If the objection is psychological, how do people deal with the idea of earthworms in their minced steaks?Or...
The brown crumbs you see on a floor insert are the remnants of the cocoon I believe. There was a discussion on the topic of ever-thickening brood comb on the Irish list some years ago, and dear old Dave Cushman was prompted to write this topic in his web site along with this picture from Penn State University:
http://www.dave-cushman.net/bee/smalboldcomb.html
The bees seem to keep paring down the sides of the comb but are much less driven to treat the base of the cells in the same way. You end up with that laminated effect at the bottom of the cell but much less build-up on the sides.
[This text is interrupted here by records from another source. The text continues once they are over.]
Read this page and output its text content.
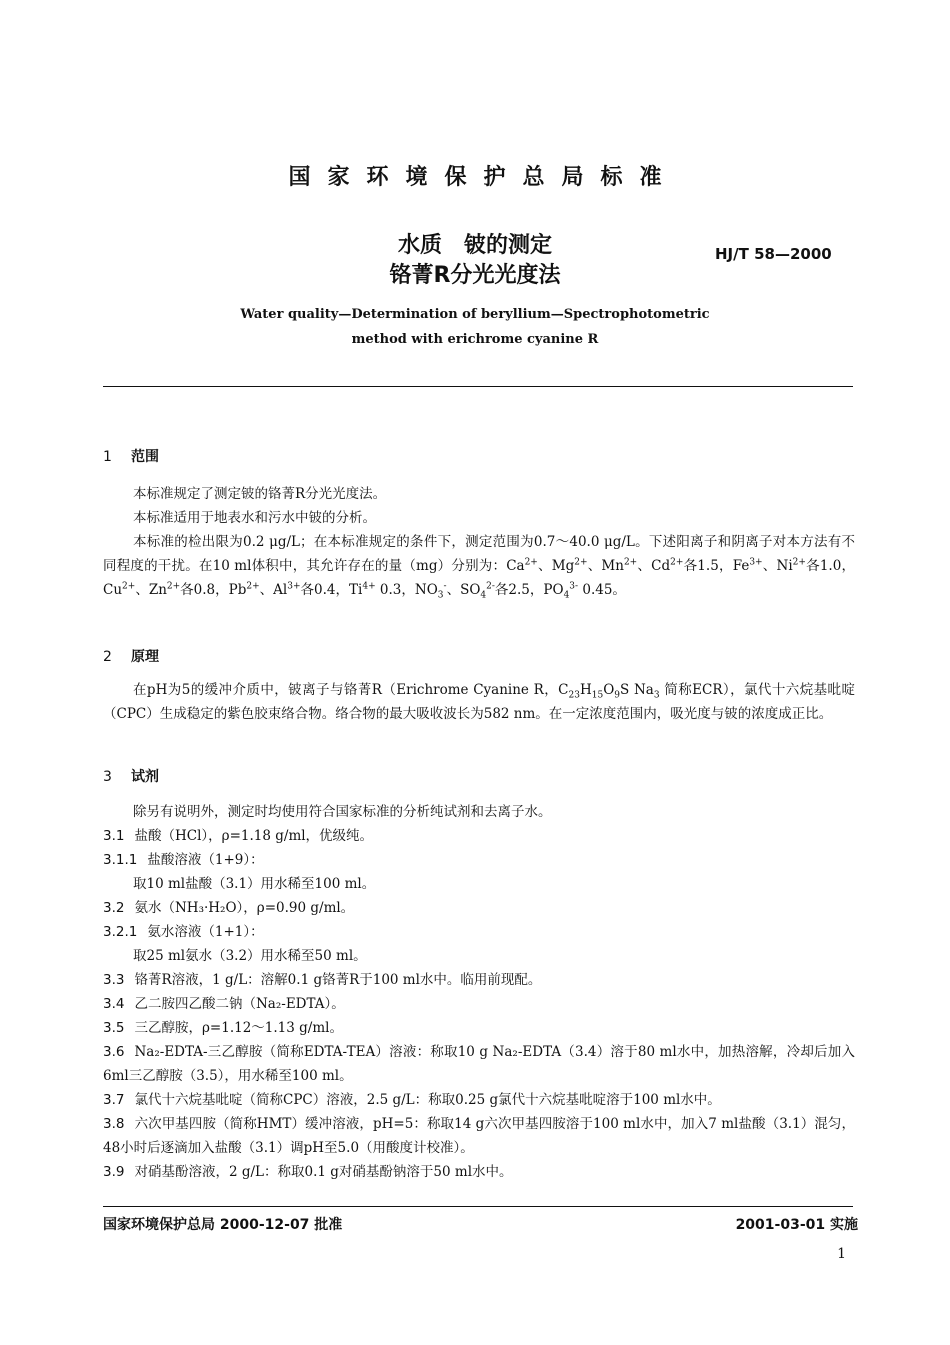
国家环境保护总局标准
水质　铍的测定
铬菁R分光光度法
HJ/T 58—2000
Water quality—Determination of beryllium—Spectrophotometric
method with erichrome cyanine R
1 范围
本标准规定了测定铍的铬菁R分光光度法。
本标准适用于地表水和污水中铍的分析。
本标准的检出限为0.2 μg/L；在本标准规定的条件下，测定范围为0.7～40.0 μg/L。下述阳离子和阴离子对本方法有不同程度的干扰。在10 ml体积中，其允许存在的量（mg）分别为：$Ca^{2+}$、$Mg^{2+}$、$Mn^{2+}$、$Cd^{2+}$各1.5，$Fe^{3+}$、$Ni^{2+}$各1.0，$Cu^{2+}$、$Zn^{2+}$各0.8，$Pb^{2+}$、$Al^{3+}$各0.4，$Ti^{4+}$ 0.3，$NO_3^-$、$SO_4^{2-}$各2.5，$PO_4^{3-}$ 0.45。
2 原理
在pH为5的缓冲介质中，铍离子与铬菁R（Erichrome Cyanine R，$C_{23}H_{15}O_9S$ $Na_3$ 简称ECR），氯代十六烷基吡啶（CPC）生成稳定的紫色胶束络合物。络合物的最大吸收波长为582 nm。在一定浓度范围内，吸光度与铍的浓度成正比。
3 试剂
除另有说明外，测定时均使用符合国家标准的分析纯试剂和去离子水。
3.1 盐酸（HCl），ρ=1.18 g/ml，优级纯。
3.1.1 盐酸溶液（1+9）：
取10 ml盐酸（3.1）用水稀至100 ml。
3.2 氨水（NH₃·H₂O），ρ=0.90 g/ml。
3.2.1 氨水溶液（1+1）：
取25 ml氨水（3.2）用水稀至50 ml。
3.3 铬菁R溶液，1 g/L：溶解0.1 g铬菁R于100 ml水中。临用前现配。
3.4 乙二胺四乙酸二钠（Na₂-EDTA）。
3.5 三乙醇胺，ρ=1.12～1.13 g/ml。
3.6 Na₂-EDTA-三乙醇胺（简称EDTA-TEA）溶液：称取10 g Na₂-EDTA（3.4）溶于80 ml水中，加热溶解，冷却后加入6ml三乙醇胺（3.5），用水稀至100 ml。
3.7 氯代十六烷基吡啶（简称CPC）溶液，2.5 g/L：称取0.25 g氯代十六烷基吡啶溶于100 ml水中。
3.8 六次甲基四胺（简称HMT）缓冲溶液，pH=5：称取14 g六次甲基四胺溶于100 ml水中，加入7 ml盐酸（3.1）混匀，48小时后逐滴加入盐酸（3.1）调pH至5.0（用酸度计校准）。
3.9 对硝基酚溶液，2 g/L：称取0.1 g对硝基酚钠溶于50 ml水中。
国家环境保护总局 2000-12-07 批准	2001-03-01 实施
1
There was also a picture posted somewhere at around that time of cut old brood cells that had been used to store honey. You could see the dark wisps leaching out into the honey. The dark stuff would be the gunk that gets incorporated into the walls of old comb - all the stuff from dirty footprints and leaky bums inside the cell. It converted me to not using brood comb for honey production.
Last edited by gavin; 27-03-2013 at 08:47 PM.
Thanks. Many people don't use excluders, i'm thinking about trying this season without them myself. If you don't extract from brood frames, would you end up having to replace super frames more often as the queen lays in them?
Those who go without queen excluders - like Murray, the local bee farmer at least in the later part of the season - tend to use a one size fits all approach. Brood boxes as supers. That simplifies the shuffling back down into one box.
I've occasionally used a 'brood and a half' and ended up with bees in places I'd rather they weren't.
If you let them have a free run into super frames as well as the usual deeper brood frames then the super frames would have the same sort of life as the brood box frames I'd have thought.